According to several representations that have been sent by the industry to the government, sources told CNBC-TV18 that “the system has not been well accepted by the taxpayers and thus, the industry is sending representations seeking some relaxations or delay in making it mandatory for all.”
Particularly for small and mid-sized businesses, which in turn are part of the transaction chain for the large companies as well. “These taxpayers across sectors are now struggling to keep pace with a fast-evolving framework of real-time invoice matching, shrinking reconciliation windows, and dual scrutiny from both the GST and income-tax authorities,” sources added, who are aware of such representations.
“At the heart of the issue is GST’s data-intensive design, which assumes that every supply—both sales and purchases—will be consistently reflected across a web of digital filings and databases: from GSTR-1 and GSTR-3B to Form GSTR-9, the e-invoice portal, and income tax systems like Form 26AS,” sources added.

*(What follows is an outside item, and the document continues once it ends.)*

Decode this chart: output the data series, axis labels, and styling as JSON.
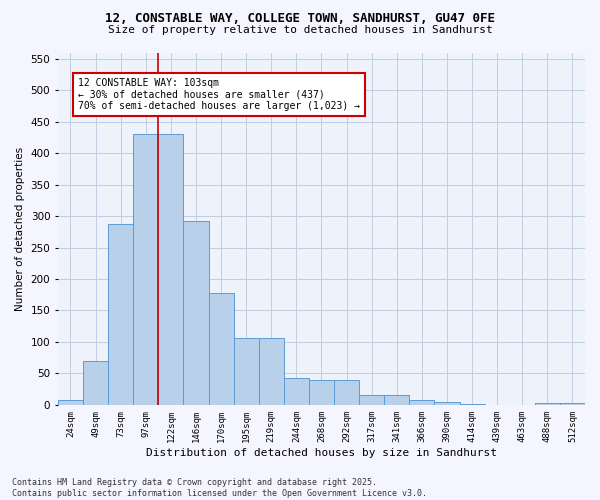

But when put into practice, this has created what tax practitioners call “continuous matching loops,” and for businesses operating on basic accounting software, keeping all ends synchronised has become a significant operational bottleneck,” added sources citing representations.
“The Invoice Management System(IMS) is a welcome step and perhaps long overdue. It will help the taxpayer in that only accepted invoices would be construed as the eligible ITC—in effect, the taxpayer can confirm the authenticity of the received invoices. It should help the department in checking evasion too. What needs to be seen is whether it adds to the compliance costs of the taxpayer, especially for the SME taxpayers. Every invoice will now need a validation of either acceptance or rejection for it to be considered for the purpose of ITC. CBIC should monitor the functioning of IMS closely and fine-tune where necessary to ensure compliance does not become burdensome,” adds Najib Shah, former CBIC chairman.
Basically, to keep each transaction reported under the new invoice management system, a GST taxpayer needs a qualified CA, simple IT infrastructure such as a functional computer system and a 24 hour internet connection, along with follow-up from the buyers and sellers to replicate the transaction in their systems as well.
Something that might sound simple and easy is definitely an additional cost across taxpayers, who are currently sitting with either manual paper bills/slips or a basic accounting system, which is not as per the prescribed invoice format by the GSTN—the IT backbone of the government in the GST regime.
Also, any discrepancies in the chain of return forms filed based on this system is believed to raise a red flag for the GST authorities to initiate an action, which will also be reflected in the income tax returns, and thus, not just the GST authorities but the income tax authorities will also investigate the same. In short, raising the risk of getting both GST and income tax notices for a taxpayer for a basic human error or discrepancy in adopting this system, sources added, citing the intent of the representations.